ドラッケンミラー氏、ドルを空売りしてゴールドを買い

ジョージ・ソロス氏のクォンタム・ファンドを運用したことで有名なスタンレー・ドラッケンミラー氏が、NBIM Annual Investment Conferenceで2023年の金融市場について語っている。

まずはドル相場とゴールドについて語っている部分を紹介したい。

ドルの下落トレンド

ドラッケンミラー氏は、現在行われているアメリカの金融引き締めが実体経済に今後どういう影響を及ぼすかを見極めなければならない今年の相場を難しいと言った上で、次のように述べている。

今わたしが十分安心していられるポジションはドルの空売りだ。

ドルはここ半年ほど下がっているが、ドラッケンミラー氏はその下落トレンドの開始をもっとも早く予想した人物である。

そしてその後、実際にドルの空売りを開始したらしい。

ドラッケンミラー氏の宣言後、10月にはドルは実際に下落を開始した。以下はユーロドルのチャート(上方向がユーロ高ドル安)である。

何故こうなったかと言えば、2022年始めから行われていた利上げの結果、2022年秋にはアメリカのインフレ率が下がり始め、利上げの停止が視野に入り始めたからである。

2022年の秋までは利上げでドル高だった。高金利に惹かれてドルを保有したいと思う投資家が多かったからである。

ドル安の長期トレンド

だがその逆転が始まっている。そしてドラッケンミラー氏はドル安トレンドが当分続くと考えているようだ。

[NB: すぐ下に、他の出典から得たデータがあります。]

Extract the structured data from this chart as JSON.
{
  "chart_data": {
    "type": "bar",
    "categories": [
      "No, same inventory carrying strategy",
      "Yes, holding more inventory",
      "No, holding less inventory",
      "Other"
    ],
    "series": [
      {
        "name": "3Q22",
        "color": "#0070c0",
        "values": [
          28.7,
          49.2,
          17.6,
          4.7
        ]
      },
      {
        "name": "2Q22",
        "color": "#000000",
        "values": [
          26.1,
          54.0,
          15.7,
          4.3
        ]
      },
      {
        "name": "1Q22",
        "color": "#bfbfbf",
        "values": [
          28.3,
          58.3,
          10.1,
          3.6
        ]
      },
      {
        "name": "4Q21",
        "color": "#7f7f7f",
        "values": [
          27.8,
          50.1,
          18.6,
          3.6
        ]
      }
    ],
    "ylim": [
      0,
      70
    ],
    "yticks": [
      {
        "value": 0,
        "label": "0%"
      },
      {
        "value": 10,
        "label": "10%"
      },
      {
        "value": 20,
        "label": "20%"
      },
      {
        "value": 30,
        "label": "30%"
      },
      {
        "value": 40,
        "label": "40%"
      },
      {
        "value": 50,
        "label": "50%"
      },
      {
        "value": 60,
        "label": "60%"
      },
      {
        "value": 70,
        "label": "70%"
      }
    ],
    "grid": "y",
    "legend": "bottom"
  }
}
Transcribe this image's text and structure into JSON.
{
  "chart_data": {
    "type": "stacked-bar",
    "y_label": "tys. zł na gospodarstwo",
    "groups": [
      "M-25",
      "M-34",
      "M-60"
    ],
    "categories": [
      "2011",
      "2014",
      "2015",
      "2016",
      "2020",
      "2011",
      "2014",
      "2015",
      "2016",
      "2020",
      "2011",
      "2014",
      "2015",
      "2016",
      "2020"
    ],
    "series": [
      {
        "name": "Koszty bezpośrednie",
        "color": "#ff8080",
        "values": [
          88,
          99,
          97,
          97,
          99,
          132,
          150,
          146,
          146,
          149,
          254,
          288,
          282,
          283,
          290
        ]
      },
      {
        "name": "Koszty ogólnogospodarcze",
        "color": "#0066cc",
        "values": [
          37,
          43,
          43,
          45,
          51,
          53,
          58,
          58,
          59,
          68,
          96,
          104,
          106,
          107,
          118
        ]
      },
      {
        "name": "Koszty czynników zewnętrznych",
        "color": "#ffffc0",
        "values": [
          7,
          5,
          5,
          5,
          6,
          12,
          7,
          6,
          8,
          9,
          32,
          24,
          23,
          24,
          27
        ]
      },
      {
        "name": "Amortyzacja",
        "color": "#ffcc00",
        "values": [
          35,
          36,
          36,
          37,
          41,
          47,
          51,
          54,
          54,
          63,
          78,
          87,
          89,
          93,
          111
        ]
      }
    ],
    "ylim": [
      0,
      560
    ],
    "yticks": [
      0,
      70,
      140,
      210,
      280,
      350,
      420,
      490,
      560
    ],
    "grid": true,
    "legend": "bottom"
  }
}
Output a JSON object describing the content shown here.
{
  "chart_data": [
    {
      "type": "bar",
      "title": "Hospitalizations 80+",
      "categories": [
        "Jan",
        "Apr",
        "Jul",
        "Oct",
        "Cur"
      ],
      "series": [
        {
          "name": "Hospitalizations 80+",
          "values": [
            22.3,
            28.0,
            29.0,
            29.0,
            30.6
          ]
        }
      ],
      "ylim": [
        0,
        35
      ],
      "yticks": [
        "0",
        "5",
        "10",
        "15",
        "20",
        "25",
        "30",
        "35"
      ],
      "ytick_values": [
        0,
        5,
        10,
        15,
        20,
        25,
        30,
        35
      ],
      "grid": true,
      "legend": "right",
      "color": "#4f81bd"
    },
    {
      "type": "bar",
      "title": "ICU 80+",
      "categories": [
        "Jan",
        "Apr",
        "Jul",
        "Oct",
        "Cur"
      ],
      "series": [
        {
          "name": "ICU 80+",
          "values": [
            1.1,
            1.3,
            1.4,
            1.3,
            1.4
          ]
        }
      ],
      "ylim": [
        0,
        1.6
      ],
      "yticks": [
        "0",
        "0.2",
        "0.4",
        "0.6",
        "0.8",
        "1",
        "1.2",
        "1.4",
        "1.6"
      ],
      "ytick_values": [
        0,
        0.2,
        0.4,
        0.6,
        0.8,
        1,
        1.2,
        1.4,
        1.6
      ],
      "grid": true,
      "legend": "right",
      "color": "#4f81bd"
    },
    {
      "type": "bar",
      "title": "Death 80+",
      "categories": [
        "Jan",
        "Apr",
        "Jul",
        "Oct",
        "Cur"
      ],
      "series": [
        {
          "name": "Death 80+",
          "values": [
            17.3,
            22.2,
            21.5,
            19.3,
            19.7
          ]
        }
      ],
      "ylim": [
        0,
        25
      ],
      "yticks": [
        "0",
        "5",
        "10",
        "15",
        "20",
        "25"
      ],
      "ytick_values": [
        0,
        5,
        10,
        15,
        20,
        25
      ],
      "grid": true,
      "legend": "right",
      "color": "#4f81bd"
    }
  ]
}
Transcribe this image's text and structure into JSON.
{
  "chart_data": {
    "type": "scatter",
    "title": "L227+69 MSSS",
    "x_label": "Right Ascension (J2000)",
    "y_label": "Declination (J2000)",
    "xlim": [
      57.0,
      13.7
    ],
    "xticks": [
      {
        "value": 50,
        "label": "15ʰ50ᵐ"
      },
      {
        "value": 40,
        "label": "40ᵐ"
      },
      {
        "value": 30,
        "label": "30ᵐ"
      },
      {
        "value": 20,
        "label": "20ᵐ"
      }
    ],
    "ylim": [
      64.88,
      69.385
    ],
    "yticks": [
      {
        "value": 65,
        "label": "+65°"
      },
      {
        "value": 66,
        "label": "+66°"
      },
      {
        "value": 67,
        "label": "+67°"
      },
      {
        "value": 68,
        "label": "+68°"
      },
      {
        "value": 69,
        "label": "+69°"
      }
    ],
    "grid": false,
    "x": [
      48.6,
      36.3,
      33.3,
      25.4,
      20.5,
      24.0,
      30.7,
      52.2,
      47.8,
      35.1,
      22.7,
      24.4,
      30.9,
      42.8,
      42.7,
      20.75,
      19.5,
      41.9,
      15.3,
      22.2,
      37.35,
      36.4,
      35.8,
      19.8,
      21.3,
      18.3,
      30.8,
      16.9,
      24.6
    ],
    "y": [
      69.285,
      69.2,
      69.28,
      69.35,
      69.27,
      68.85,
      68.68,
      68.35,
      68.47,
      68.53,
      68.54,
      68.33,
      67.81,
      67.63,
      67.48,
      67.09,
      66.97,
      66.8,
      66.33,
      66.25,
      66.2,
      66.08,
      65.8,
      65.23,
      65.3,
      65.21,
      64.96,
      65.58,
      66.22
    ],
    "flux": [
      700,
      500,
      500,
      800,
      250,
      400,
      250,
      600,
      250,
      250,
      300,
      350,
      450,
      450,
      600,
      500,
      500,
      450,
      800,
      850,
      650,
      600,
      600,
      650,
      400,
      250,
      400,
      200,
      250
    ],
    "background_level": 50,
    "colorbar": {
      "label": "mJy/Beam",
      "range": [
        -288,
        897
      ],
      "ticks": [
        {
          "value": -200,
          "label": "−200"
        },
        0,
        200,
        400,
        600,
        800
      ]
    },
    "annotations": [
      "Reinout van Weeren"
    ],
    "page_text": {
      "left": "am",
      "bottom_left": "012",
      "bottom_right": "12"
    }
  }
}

為替市場におけるトレンドは通常2年から3年ほど続く。

相対的にはアメリカの今後の金融引き締めは外国ほどには強くはならないだろう。

ヨーロッパではインフレがまだまだ収まっていない。

そして日本でもインフレ率は上がっている。ただ、日本の場合、政府公表の数字をそのまま信じてはいけない。理由は以下の記事に書いてある。

ECB(欧州中央銀行)や日銀が必要な利上げをするのかという問題はあるが、少なくともユーロ圏と日本経済は利上げを必要としている。

また、ドラッケンミラー氏は更に他の理由も挙げている。

更にアメリカはドルを武器として使っていて、ブラジルのルラ大統領などの人々が「何故貿易にドルを使わなければならないのか」と触れ回っている。

アメリカは自国の対ロシア戦争に加わらない国々をドルを使った制裁をちらつかせて脅している。それで、アメリカ以外との貿易でも慣習的にドルで決済していた多くの国が、アメリカの戦争に巻き込まれないようにするためにドルの使用を減らしている。

世界中で使われていた基軸通貨としてのドルの価値下落である。これは長期トレンドである。多くの人が同じ問題に言及している。

ゴールドの買い

また、ドルからの資金流出ということであれば、やはり気になるのはゴールドだろう。ドラッケンミラー氏はゴールドにも言及している。

わたしはゴールドも保有している。言うまでもなく同じ理由だ。

金相場は現在次のように推移している。

最近の動きに関して言えばユーロとほぼ変わらないのが分かるだろうか。

1970年代の物価高騰時代にドル紙幣の価値がどんどん減ってゆく中、金相場は資産の逃避先としてバブルになり、金価格は25倍になったことで有名である。以下の記事で解説している。

ゴールドが当時と同じようなバブルになるかどうかは、アメリカの金融政策がどうなるかにかかっている。このバブルの終了のタイミングについては以下の記事で説明している。

それはパウエル議長がインフレを本当に終わらせられるか次第である。ドラッケンミラー氏はそれについても述べているので、また別の記事で取り上げたい。